De son côté, le ministre ivoirien de la promotion des PME, Félix Mézian Anoblé, a indiqué que l’Afrique a tout ce qu’il faut pour produire et innover, soulignant l’importance de valoriser les ressources du continent afin de créer de la richesse, d’avancer ensemble et de permettre aux différents pays de profiter du développement.
« Il faut réussir à capitaliser tout ce que nous avons en termes de ressources en Afrique et les faire revivre, orienter beaucoup plus les jeunes vers l’entrepreneuriat, en vue d’obtenir des entreprises qui interagissent entre elles et qui réussissent à créer des chaînes de valeurs, qui pourraient permettre de développer et d’enrichir les différents secteurs d’activité dans le continent », a-t-il dit.
Pour sa part, la Présidente de l’Université Hassan II de Casablanca Aawatif Hayar, a mis en avant la richesse du capital humain africain qui doit être capitalisé à travers le digital, afin de permettre au potentiel humain de s’ouvrir sur le monde et sur les nombreuses opportunités de création de la richesse par les voies de partage, de co-construction et de la co-innovation.
Abordant l’innovation frugale, Mme Hayar a cité l’exemple de l’Université Hassan II qui a fait preuve de frugalité compte tenu de ses ressources disponibles, en vue d’assurer la continuité académique dans un contexte de crise, marqué par son passage de l’enseignement présentiel à l’enseignement en ligne, qui a donné lieu à la numérisation de milliers de documents en 2 mois et à la mise en place d’une plateforme professionnelle de cours en ligne pour les étudiants.

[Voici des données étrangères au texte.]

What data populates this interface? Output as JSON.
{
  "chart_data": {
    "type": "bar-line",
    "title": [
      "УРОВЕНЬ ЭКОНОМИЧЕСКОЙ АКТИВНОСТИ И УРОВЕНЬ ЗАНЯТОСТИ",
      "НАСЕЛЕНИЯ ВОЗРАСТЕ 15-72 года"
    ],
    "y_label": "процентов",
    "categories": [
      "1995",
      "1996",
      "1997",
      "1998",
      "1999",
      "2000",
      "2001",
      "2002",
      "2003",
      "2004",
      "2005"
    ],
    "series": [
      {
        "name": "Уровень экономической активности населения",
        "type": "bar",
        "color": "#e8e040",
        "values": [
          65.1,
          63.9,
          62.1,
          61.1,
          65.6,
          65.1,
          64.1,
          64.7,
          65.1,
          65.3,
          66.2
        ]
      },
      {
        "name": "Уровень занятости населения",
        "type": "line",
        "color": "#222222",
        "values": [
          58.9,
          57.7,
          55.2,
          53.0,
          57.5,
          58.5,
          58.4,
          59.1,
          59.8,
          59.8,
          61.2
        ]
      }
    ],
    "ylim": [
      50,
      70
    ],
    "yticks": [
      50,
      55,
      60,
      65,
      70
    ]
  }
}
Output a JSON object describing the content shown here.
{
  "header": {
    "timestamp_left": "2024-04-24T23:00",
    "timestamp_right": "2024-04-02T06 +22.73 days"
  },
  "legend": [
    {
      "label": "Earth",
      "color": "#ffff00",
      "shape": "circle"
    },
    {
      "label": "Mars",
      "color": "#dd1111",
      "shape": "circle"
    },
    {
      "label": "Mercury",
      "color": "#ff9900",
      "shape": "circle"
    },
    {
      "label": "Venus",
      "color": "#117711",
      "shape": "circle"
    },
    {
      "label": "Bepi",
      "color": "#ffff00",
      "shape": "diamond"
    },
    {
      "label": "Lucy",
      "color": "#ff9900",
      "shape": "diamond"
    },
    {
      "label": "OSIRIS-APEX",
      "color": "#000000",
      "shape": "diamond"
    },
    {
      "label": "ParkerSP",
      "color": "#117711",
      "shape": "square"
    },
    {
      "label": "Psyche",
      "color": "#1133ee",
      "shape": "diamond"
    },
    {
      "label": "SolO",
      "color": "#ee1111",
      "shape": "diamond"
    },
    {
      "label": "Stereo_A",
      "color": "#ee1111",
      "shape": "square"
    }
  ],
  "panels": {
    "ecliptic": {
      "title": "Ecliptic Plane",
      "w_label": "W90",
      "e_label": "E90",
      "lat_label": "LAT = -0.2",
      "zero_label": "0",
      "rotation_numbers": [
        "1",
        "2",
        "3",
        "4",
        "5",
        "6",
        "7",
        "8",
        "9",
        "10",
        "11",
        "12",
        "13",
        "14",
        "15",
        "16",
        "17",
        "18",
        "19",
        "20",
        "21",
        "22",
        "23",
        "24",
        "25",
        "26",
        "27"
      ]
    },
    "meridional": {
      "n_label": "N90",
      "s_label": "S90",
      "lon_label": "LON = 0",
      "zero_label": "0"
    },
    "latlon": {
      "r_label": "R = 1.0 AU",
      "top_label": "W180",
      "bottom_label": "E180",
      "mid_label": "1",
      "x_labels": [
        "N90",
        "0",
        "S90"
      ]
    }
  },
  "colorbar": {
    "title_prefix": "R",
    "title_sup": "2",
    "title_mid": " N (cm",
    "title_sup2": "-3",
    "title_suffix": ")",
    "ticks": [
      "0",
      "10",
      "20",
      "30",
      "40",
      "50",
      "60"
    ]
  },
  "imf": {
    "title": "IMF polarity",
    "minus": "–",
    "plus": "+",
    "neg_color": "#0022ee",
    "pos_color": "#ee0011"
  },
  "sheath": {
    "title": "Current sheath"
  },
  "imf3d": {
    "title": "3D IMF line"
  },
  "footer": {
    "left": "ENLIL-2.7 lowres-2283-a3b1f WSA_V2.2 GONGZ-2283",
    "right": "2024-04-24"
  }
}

Cette importance du digital comme levier de développement a été reprise par Karim Sy, président de Digital Africa, qui estime qu’il s’agit là d’un vrai « débat de société », qui a été d’abord pensé du mauvais côté, car on a « souvent mis en avant la question de l’accès en délaissant la diversité du contenu et des approches », pointant du doigt les télécoms. Le digital devrait être utilisé « pour porter de manière beaucoup plus large différents secteurs », profitant d’un « écosystème d’autant plus riche qu’il est international, dans un monde interconnecté sur l’économie et le savoir ». Si « l’Afrique ne peut pas se développer comme l’occident, sinon la planète va exposer », M. Sy pense que « notre retard nous permet de partir d’une feuille blanche ». Et c’est à l’Afrique de trouver ses propres solutions, a-t-il insisté.
Au-delà de l’intérêt et de l’importance du sujet traité, s’il y a une chose à retenir de ce webinaire, c’est bien la passion et l’enthousiasme immodéré que dégageaient les différents participants, les décideurs publics comme les autres, ce qui laisse entrevoir l’espoir d’une vraie coopération africaine dans la conception d’un modèle de co-développement pérenne.